6. Integration and Compatibility: NoSQL databases may face challenges, issues, and
limitations in integration, compatibility, interoperability, migration, and coexistence with
existing relational databases, systems, applications, tools, and environments, requiring
careful planning, design, architecture, development, and management to ensure
seamless and successful integration and coexistence.
7. Skills and Expertise Gap: Organizations may encounter skills and expertise gaps in
NoSQL, distributed computing, big data, data science, analytics, and related domains,
requiring recruitment, training, development, and retention of talent, capabilities, and
competencies to build, operate, and optimize NoSQL databases and ecosystems
effectively and successfully.
13
Big Data Analysis – Module 1
14
Big Data Analysis – Module 1
15
Big Data Analysis – Module 1
Q. Business Drivers
Business driver refers to any factor or catalyst that influences an organization's decision to
adopt big data analytics solutions or initiatives. These drivers are typically aligned with the
strategic objectives and goals of the business and are instrumental in justifying investments
in big data technologies and analytics capabilities. Understanding and identifying these drivers
is crucial for organizations to effectively harness the power of big data and derive actionable
insights to gain a competitive advantage.

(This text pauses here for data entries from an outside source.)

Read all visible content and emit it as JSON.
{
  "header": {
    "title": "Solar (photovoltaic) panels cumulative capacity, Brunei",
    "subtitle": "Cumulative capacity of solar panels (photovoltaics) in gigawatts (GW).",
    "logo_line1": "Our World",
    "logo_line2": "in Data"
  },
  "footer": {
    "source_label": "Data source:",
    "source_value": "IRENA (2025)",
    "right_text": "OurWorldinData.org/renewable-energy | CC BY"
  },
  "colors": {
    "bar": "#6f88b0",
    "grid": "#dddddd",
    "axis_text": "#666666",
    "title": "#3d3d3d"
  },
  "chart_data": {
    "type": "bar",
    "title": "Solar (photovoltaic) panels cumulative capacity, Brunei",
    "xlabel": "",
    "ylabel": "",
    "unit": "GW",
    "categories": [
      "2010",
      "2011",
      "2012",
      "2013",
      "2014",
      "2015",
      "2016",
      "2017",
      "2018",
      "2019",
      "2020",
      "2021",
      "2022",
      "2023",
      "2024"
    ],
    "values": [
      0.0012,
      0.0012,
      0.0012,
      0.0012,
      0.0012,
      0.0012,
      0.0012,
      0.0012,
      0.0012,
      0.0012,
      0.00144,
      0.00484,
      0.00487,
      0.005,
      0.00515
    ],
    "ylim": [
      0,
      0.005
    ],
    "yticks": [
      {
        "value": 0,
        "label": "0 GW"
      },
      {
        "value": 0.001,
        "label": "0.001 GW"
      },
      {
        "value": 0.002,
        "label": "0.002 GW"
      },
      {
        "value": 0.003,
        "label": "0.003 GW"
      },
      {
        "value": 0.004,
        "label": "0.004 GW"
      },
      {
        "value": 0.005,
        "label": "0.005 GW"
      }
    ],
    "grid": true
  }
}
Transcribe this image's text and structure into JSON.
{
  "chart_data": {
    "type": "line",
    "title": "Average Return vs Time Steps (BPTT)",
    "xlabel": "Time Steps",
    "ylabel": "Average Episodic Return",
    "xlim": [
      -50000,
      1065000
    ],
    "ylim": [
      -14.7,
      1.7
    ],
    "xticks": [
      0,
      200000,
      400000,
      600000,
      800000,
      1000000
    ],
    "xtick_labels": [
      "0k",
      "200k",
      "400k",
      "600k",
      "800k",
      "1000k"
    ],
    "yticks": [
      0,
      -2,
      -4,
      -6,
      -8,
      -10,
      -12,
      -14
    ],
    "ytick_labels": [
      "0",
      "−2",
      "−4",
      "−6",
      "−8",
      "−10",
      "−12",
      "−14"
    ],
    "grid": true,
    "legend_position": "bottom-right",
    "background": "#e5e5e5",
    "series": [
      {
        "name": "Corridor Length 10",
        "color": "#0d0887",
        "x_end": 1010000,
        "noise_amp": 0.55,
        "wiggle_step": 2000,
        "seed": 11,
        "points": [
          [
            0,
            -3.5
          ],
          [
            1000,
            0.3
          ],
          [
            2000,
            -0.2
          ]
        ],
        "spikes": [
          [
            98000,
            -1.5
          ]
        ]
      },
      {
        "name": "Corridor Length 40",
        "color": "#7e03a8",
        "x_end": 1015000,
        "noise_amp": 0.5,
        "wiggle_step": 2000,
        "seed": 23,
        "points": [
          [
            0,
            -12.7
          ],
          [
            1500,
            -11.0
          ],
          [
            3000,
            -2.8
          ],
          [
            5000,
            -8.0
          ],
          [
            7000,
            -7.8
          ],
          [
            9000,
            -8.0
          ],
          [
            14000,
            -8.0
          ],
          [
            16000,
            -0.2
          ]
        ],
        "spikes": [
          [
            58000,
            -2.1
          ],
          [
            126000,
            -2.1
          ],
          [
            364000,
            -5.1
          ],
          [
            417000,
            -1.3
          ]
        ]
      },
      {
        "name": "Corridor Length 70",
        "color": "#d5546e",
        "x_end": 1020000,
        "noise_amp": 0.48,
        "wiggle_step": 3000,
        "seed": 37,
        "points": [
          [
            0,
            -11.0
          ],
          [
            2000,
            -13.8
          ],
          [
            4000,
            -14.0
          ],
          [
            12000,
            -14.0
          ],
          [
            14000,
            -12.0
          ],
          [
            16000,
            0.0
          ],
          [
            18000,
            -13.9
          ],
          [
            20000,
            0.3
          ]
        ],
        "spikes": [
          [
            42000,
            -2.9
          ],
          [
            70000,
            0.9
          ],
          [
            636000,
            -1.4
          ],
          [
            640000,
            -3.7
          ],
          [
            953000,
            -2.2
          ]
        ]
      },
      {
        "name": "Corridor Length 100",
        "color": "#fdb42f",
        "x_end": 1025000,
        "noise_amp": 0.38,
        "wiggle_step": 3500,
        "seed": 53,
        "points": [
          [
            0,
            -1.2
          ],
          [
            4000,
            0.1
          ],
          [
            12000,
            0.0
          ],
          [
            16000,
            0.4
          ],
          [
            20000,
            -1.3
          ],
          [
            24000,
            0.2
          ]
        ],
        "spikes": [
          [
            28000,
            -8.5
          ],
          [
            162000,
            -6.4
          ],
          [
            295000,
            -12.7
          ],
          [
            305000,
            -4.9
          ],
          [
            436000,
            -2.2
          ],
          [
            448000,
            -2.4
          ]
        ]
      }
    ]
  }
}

Here's a detailed explanation of business drivers in
the context of big data analysis:
1. Competitive Advantage: Many organizations leverage big data analytics to gain a
competitive edge in their respective industries. By analyzing large volumes of data
from various sources such as customer transactions, social media interactions, and
market trends, companies can uncover valuable insights about customer preferences,
market trends, and competitor strategies. These insights enable organizations to make
informed decisions, develop innovative products and services, and better serve their
customers, ultimately helping them outperform their competitors.
2. Improved Decision Making: Big data analytics empowers organizations to make
data-driven decisions based on real-time insights rather than relying on intuition or past
experiences. By analyzing historical data and identifying patterns, trends, and
correlations, businesses can anticipate market changes, identify emerging
opportunities, and mitigate risks more effectively. This leads to more informed
decision-making across all levels of the organization, resulting in better outcomes and
improved performance.
3. Enhanced Customer Experience: Customer data is one of the most valuable assets
for businesses, and big data analytics enables organizations to gain deeper insights
into customer behavior, preferences, and sentiment. By analyzing customer
interactions across multiple touchpoints, businesses can personalize their products,
services, and marketing efforts to meet the individual needs and preferences of their
customers. This not only improves customer satisfaction and loyalty but also drives
revenue growth through increased sales and repeat business.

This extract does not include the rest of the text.